Yang dimaksud dengan “masalah yuridis” (dalam kebijakan formulasi) adalah : “suatu masalah dilihat dari kebijakan formulasi yang seharusnya“ (menurut sistem yang sedang berlaku); kebijakan formulasi/perumusan yang bermasalah dilihat dari sistem hukum pidana (sistem pemidanaan) yang seharusnya.

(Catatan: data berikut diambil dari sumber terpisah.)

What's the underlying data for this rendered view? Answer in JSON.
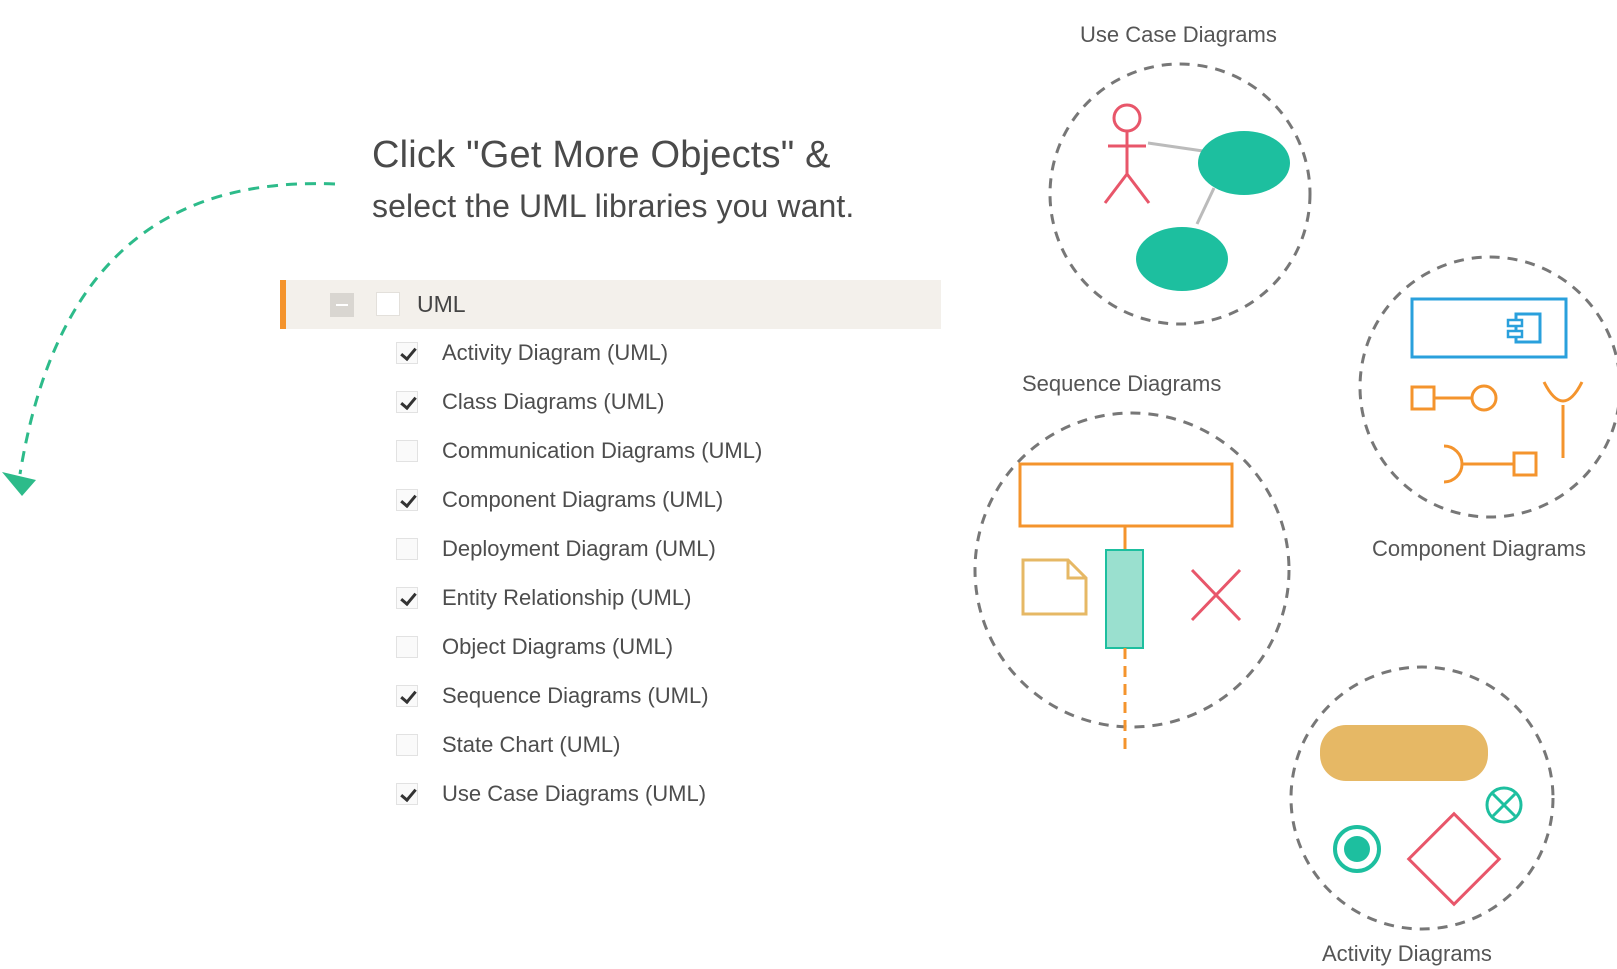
{
  "instruction": {
    "line1": "Click \"Get More Objects\" &",
    "line2": "select the UML libraries you want."
  },
  "library_group": {
    "label": "UML",
    "checked": false,
    "collapsed": false
  },
  "libraries": [
    {
      "label": "Activity Diagram (UML)",
      "checked": true
    },
    {
      "label": "Class Diagrams (UML)",
      "checked": true
    },
    {
      "label": "Communication Diagrams (UML)",
      "checked": false
    },
    {
      "label": "Component Diagrams (UML)",
      "checked": true
    },
    {
      "label": "Deployment Diagram (UML)",
      "checked": false
    },
    {
      "label": "Entity Relationship (UML)",
      "checked": true
    },
    {
      "label": "Object Diagrams (UML)",
      "checked": false
    },
    {
      "label": "Sequence Diagrams (UML)",
      "checked": true
    },
    {
      "label": "State Chart (UML)",
      "checked": false
    },
    {
      "label": "Use Case Diagrams (UML)",
      "checked": true
    }
  ],
  "diagram_examples": {
    "use_case": "Use Case Diagrams",
    "sequence": "Sequence Diagrams",
    "component": "Component Diagrams",
    "activity": "Activity Diagrams"
  },
  "colors": {
    "accent_orange": "#f4942d",
    "teal": "#1dbf9f",
    "arrow_green": "#2dbb8a",
    "red": "#e8566a",
    "blue": "#2aa0dc",
    "sand": "#e6b865",
    "mint": "#9ae0cf"
  }
}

Jadi bukan dilihat dari sudut:
  1. filosofik (adil/tidak adil) atau teoritik/doktrinal;
  2. pragmatik (manfaat/tdk; dapat diterapkan/tdk.; kecuali, kalau tidak dpt diterapkannya karena ada kekurangan menurut sistem yang seharusnya);
  3. sosiologik (sesuai/tdk. dengan nilai yang hidup dlm. masyarakat);
  4. perbandingan bobot delik;


Permasalahan juridis (contoh)
1. Masalah kualifikasi delik : 
  • Kejahatan/pelanggaran;
  • Permufakatan jahat;
  • Delik aduan;
  • Recidive;
2. Masalah perumusan pidana:
  • Pidana minimal;
  • Pidana denda untuk korporasi; 
  • Masalah pidana mati (dalam UU TPK); 
  • Pidana pengawasan (dalam UU PA) 
  • Pidana “Kurungan pengganti” dalam UU No 5 tahun 1999
3. Masalah Subjek TP
Contoh : Kelemahan dalam UU 31/1999 jo UU 20/2001 ttg Tipikor

1. Masalah kualifikasi delik
Dalam UU 31/1999 jo. UU 20/2001 tidak dicantumkan kualifikasi delik berupa kejahatan dan pelanggaran
Akibatnya masalah2 yang berkaitan dengan concursus, Daluwarsa penuntutan pidana dan daluwarsa pelaksanaan pidana.
(Contoh : Daluwarsa Penuntutan Pidana untuk kejahatan dan Pelanggaran )Pasal 78 KUHP
  • Kewenangan menuntut pidana hapus karena daluwarsa:
  • mengenai semua pelanggaran dan kejahatan yang dilakukan dengan percetakan sesudah satu tahun; 
  • mengenai kejahatan yang diancam dengan pidana denda, pidana kurungan, atau pidana penjara paling lama tiga tahun, sesudah enam tahun;
  • mengenai kejahatan yang diancam dengan pidana penjara lebih dari tiga tahun, sesudah dua belas tahun;
  • mengenai kejahatan yang diancam dengan pidana mati atau pidana penjara seumur hidup, sesudah delapan belas tahun.
2. Tidak adanya pedoman pelaksanaan pidana minimal khusus.
  • Bagaimana apabila ada faktor yang memperingan/ memperberat pidana? Apakah pidana minimalnya atau maksimalnya yang diperingan atau diperberat?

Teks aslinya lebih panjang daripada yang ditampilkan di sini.